# Trivia 4/9



## luckytrim (Apr 9, 2018)

trivia 4/9
 DID YOU KNOW...
 The World Series was broadcast in color for the first time in 1954.
 Dodgers beat the Indians in four straight.

 1. How long is a professional Hockey Rink ?
   a.-75 Feet
   b. - 150 Feet
   c. - 200 Feet
   d. - 250 Feet
 2. How wide is a professional Hockey Rink ?
   a. - 65 Feet
   b. - 75
   c. - 85 Feet
   d. - 95 Feet
 3. Do you recall the name of the Arch-nemesis of Dudley Do-right ?
 4. The sea parrot is usually known by another name.
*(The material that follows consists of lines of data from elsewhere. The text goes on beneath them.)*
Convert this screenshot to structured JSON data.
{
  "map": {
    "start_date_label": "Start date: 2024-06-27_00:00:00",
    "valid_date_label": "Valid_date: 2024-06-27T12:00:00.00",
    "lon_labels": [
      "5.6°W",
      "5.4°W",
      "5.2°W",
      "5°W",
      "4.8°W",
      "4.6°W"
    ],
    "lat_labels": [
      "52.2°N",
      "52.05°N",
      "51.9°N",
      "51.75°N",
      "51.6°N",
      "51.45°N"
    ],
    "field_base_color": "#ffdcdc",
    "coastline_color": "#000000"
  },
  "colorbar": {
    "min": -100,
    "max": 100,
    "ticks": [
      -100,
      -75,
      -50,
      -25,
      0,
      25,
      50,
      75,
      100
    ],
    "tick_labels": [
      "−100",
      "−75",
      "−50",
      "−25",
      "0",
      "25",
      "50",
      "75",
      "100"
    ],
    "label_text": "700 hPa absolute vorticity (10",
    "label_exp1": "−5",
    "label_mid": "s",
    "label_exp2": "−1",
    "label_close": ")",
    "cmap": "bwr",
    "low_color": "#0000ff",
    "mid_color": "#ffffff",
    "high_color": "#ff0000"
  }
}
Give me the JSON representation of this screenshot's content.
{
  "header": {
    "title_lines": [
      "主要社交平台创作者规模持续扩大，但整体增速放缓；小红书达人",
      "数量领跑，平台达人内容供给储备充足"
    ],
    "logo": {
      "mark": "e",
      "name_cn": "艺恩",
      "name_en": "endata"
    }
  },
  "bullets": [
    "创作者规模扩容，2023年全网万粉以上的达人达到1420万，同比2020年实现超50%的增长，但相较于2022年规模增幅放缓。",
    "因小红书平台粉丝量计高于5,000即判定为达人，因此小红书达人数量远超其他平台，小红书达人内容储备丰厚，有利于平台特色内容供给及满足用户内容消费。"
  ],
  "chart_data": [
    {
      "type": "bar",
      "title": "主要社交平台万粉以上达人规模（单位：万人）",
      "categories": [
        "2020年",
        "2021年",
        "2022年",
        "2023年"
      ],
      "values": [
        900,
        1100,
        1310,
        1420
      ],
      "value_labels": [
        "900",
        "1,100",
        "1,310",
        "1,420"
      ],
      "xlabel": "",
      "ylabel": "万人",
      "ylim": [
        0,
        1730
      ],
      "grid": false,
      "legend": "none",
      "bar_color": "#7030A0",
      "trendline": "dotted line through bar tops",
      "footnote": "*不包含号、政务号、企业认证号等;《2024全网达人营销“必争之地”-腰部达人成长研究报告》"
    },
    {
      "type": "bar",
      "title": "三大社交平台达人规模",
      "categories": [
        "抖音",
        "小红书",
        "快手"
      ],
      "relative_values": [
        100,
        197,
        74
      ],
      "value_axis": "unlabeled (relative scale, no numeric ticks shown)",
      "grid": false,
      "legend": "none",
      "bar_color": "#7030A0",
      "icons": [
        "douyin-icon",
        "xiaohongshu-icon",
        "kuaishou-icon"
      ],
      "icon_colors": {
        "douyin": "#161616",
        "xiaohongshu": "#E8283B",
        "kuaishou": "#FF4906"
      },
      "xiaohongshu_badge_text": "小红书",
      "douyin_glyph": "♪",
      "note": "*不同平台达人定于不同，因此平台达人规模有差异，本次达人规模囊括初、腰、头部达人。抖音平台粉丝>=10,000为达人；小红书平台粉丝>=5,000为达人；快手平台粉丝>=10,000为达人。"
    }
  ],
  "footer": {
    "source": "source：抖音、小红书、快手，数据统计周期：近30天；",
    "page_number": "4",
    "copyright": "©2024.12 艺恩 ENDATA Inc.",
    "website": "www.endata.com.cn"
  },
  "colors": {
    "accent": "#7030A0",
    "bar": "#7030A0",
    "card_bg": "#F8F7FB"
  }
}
What is it?
 5. What does the acronym SIM, as in SIM card, stand for?
 6. What is the correct spelling for the "C" word for graveyard ?
 7. The baseball Little League World Series is held in what city? 
 8. Roger Bannister broke the 4-minute mile; By how much did he break it  ?
   a. - Four-Tenths of a Second
   b. - Six-Tenths of a Second
   c. - Eight-Tenths of a Second
   d. - One Second Even

 TRUTH OR CRAP ??
 The Baby Ruth candy bar is named for the daughter of President Grover
 Cleveland.
 .
 .
 .
 .
 .
 .
 .
 .
 .
 .
 .
 .
 .
 .
 .
 1. - c
 2. - c
 3. Snidely Whiplash
 4. (Atlantic) Puffin
 5.  Subscriber Identity Module
 6. Cemetery
 7. Williamsport, Pa.
 8. - b 



 CRAP !!
 Although the name of the candy bar sounds like the name of the famous
 baseball player Babe Ruth, the Curtiss Candy Company traditionally  claimed
 that it was named after President Grover Cleveland's daughter, Ruth
 Cleveland.
 The candy maker, located on the same street as Wrigley Field, named the  bar
 "Baby Ruth" in 1921, as Babe Ruth's fame was on the rise, 24 years  after
 Cleveland had left the White House, and 17 years after his daughter,  Ruth,
 had died.
 The company did not negotiate an endorsement deal with Ruth, and many  saw
 the company's story about the origin of the name to be a devious way  to
 avoid having to pay the baseball player any royalties. Curtiss  successfully
 shut down a rival bar that was approved by, and named for, Ruth, on  the
 grounds that the names were too similar.


----------